In some exemplary embodiments, the flow sensor or at least one section thereof, is an electromagnetic flow sensor, in particular, a magnetic-inductive flow sensor (hereinafter also referred to shortly as “MID flow sensor”) or it comprises such a MID sensor.
In some exemplary embodiments, at least one flow sensor is a two-channel flow sensor, or comprises a two-channel flow sensor.
In some exemplary embodiments, the functional device and/or a balancing unit is embodied as a tubing system, tubing set, and/or a cassette (e.g., a blood cassette).
In some exemplary embodiments, the functional device and/or the balancing unit is embodied as a single-use article or disposable.

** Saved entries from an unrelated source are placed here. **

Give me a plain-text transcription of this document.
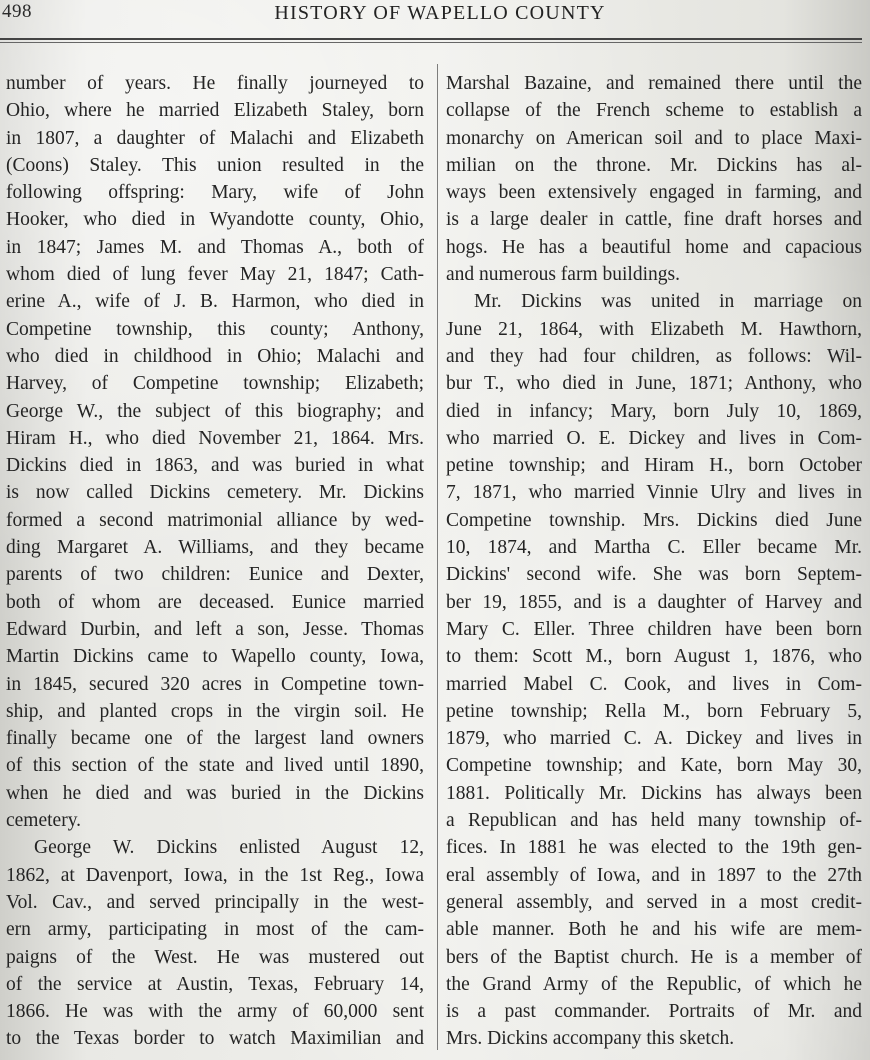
498	HISTORY OF WAPELLO COUNTY
number of years. He finally journeyed to
Ohio, where he married Elizabeth Staley, born
in 1807, a daughter of Malachi and Elizabeth
(Coons) Staley. This union resulted in the
following offspring: Mary, wife of John
Hooker, who died in Wyandotte county, Ohio,
in 1847; James M. and Thomas A., both of
whom died of lung fever May 21, 1847; Cath-
erine A., wife of J. B. Harmon, who died in
Competine township, this county; Anthony,
who died in childhood in Ohio; Malachi and
Harvey, of Competine township; Elizabeth;
George W., the subject of this biography; and
Hiram H., who died November 21, 1864. Mrs.
Dickins died in 1863, and was buried in what
is now called Dickins cemetery. Mr. Dickins
formed a second matrimonial alliance by wed-
ding Margaret A. Williams, and they became
parents of two children: Eunice and Dexter,
both of whom are deceased. Eunice married
Edward Durbin, and left a son, Jesse. Thomas
Martin Dickins came to Wapello county, Iowa,
in 1845, secured 320 acres in Competine town-
ship, and planted crops in the virgin soil. He
finally became one of the largest land owners
of this section of the state and lived until 1890,
when he died and was buried in the Dickins
cemetery.
George W. Dickins enlisted August 12,
1862, at Davenport, Iowa, in the 1st Reg., Iowa
Vol. Cav., and served principally in the west-
ern army, participating in most of the cam-
paigns of the West. He was mustered out
of the service at Austin, Texas, February 14,
1866. He was with the army of 60,000 sent
to the Texas border to watch Maximilian and
Marshal Bazaine, and remained there until the
collapse of the French scheme to establish a
monarchy on American soil and to place Maxi-
milian on the throne. Mr. Dickins has al-
ways been extensively engaged in farming, and
is a large dealer in cattle, fine draft horses and
hogs. He has a beautiful home and capacious
and numerous farm buildings.
Mr. Dickins was united in marriage on
June 21, 1864, with Elizabeth M. Hawthorn,
and they had four children, as follows: Wil-
bur T., who died in June, 1871; Anthony, who
died in infancy; Mary, born July 10, 1869,
who married O. E. Dickey and lives in Com-
petine township; and Hiram H., born October
7, 1871, who married Vinnie Ulry and lives in
Competine township. Mrs. Dickins died June
10, 1874, and Martha C. Eller became Mr.
Dickins' second wife. She was born Septem-
ber 19, 1855, and is a daughter of Harvey and
Mary C. Eller. Three children have been born
to them: Scott M., born August 1, 1876, who
married Mabel C. Cook, and lives in Com-
petine township; Rella M., born February 5,
1879, who married C. A. Dickey and lives in
Competine township; and Kate, born May 30,
1881. Politically Mr. Dickins has always been
a Republican and has held many township of-
fices. In 1881 he was elected to the 19th gen-
eral assembly of Iowa, and in 1897 to the 27th
general assembly, and served in a most credit-
able manner. Both he and his wife are mem-
bers of the Baptist church. He is a member of
the Grand Army of the Republic, of which he
is a past commander. Portraits of Mr. and
Mrs. Dickins accompany this sketch.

With the expression “single-use article or disposable”, as used herein, it may be understood that the medical functional device is intended for single use, for example in a method for the extracorporeal blood treatment of a patient. It can be provided and/or marketed as a disposable, as single-use article, or the like.
In some exemplary embodiments, the functional device or the balancing unit comprises at least one evaluation unit or evaluation device for determining at least one fluid balance between at least two sections of the fluid circuit, or is connected in data or signal communication with the evaluation unit or evaluation device.
In some exemplary embodiments, the functional device and/or the balancing unit comprises at least one control and/or regulating device (hereinafter denoted for simplification as a “control device,” although it may just as well be a regulating device) for controlling and/or regulating at least one volume flow in at least one section of the fluid circuit. In specific exemplary embodiments, the control device is embodied as a regulating device.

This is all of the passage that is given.